In the case of plaintiff's hernia, he has refused to take any remedial measures to alleviate the condition. He does not wear an abdominal support, as recommended, and he refuses to submit to corrective surgery. It is true that neither of these steps is completely attractive as they may fall short of a total panacea. However, some remedial action is called for and plaintiff's unwillingness to take any steps in this direction militates against his cause. A hernia has been held to be a remediable condition and does not necessarily entitle a claimant to disability benefits under the Act. Richardson v. Secretary of Health, Education and Welfare, 371 F.2d 542 (7th Cir. 1966). It has been held that if a claimant's impairment results from his wilful and unreasonable refusal to undergo treatment or corrective surgery, the presence of that impairment will not constitute a basis for the award of disability benefits. See Flynn v. Secretary of Health, Education and Welfare, 344 F. Supp. 94 (E.D. Wis. 1972) and McCarty v. Richardson, 459 F.2d 3 (5th Cir. 1972). The weight of the evidence supports the Secretary's conclusion that plaintiff's hernia is not totally disabling under the circumstances of this case.

Definite signs of sciatica and mild atrophy in plaintiff's right leg support the conclusion that plaintiff is suffering from certain restrictions of his physical capabilities. Nonetheless, plaintiff's condition was described by a doctor as a "moderate disability" and there was no indication that plaintiff had been totally disabled. The partial loss of functional use in a leg does not necessarily establish a disability. Workman v. Celebrate, 360 F.2d 877 (7th Cir. 1966).

Concerning plaintiff's claim of nausea and vomiting, there is evidence indicating that these physical reactions are related to plaintiff's hernia and the remarks previously made regarding the hernia are equally applicable here. There is no objective clinical evidence in the record that plaintiff's complaints of headaches amount to a condition which is so constant and severe as to amount to a disability which would prevent him from engaging in substantial gainful activity.

The Court finds that plaintiff's physical impairments, either individually or in combination, fail to establish a disability as defined in the Act. Bledsoe v. Richardson, 469 F.2d 1288 (7th Cir. 1972).

The conclusion reached by this Court is further supported by the evidence in the record concerning gainful activity engaged in by plaintiff following the onset of his physical impairments. It is undisputed that he engaged in substantial work for a period of four years following the shooting incident which gave use to his various impairments. This work demonstrates that plaintiff is capable of engaging in substantial gainful activity. Kutchman v. Cohen, 425 F.2d 20 (7th Cir. 1970); Breska v. Richardson, 346 F. Supp. 1150 (E.D. Wis. 1972). There is insufficient evidence to demonstrate that plaintiff's impairments have become progressively disabling so as to preclude all work.

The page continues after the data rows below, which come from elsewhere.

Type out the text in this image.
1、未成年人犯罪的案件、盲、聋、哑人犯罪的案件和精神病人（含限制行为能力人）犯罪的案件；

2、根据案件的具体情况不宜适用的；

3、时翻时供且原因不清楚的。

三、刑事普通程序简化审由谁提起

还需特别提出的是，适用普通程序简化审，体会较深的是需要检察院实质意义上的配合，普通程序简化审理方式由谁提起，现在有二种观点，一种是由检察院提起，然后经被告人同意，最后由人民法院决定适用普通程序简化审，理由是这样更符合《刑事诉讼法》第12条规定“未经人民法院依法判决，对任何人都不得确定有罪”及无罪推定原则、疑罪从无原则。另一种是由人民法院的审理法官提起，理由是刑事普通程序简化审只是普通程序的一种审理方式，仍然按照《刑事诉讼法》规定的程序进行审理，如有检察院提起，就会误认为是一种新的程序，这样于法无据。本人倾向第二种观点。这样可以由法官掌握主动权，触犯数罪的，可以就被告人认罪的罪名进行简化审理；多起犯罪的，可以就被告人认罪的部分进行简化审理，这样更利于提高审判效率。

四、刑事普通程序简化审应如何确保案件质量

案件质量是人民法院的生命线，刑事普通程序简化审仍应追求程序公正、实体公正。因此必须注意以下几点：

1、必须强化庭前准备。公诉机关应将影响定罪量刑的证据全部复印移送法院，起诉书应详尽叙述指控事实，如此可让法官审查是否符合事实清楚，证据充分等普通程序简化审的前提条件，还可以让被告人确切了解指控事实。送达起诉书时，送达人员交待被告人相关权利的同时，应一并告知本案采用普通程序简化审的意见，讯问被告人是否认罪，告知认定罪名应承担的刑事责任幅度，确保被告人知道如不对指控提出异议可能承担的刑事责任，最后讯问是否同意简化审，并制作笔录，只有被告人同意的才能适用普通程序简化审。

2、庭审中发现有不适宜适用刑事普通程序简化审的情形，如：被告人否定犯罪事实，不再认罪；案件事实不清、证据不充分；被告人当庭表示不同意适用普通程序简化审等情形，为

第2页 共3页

Plaintiff's educational background, including the completion of high school and some drafting courses in college, indicate that he is not under a severe handicap in terms of literacy or job training. In the administrative proceedings, the Secretary took administrative notice of alternative modes of substantial gainful activity that plaintiff might engage in. It is proper for the Secretary to take such notice. Floyd v. Finch, 441 F.2d 73 (6th Cir. 1971). Although there was evidence that plaintiff may no longer be able to engage in strenuous activities, there is sufficient evidence to indicate that he could perform light carpentry work or other activities which do not require great amounts of physical exertion. The ability to engage in alternative forms of substantial gainful activity precludes a finding of "disability" under the Social security Act.

Based upon the preceding analysis, the decision of the Secretary of Health, Education and Welfare is affirmed.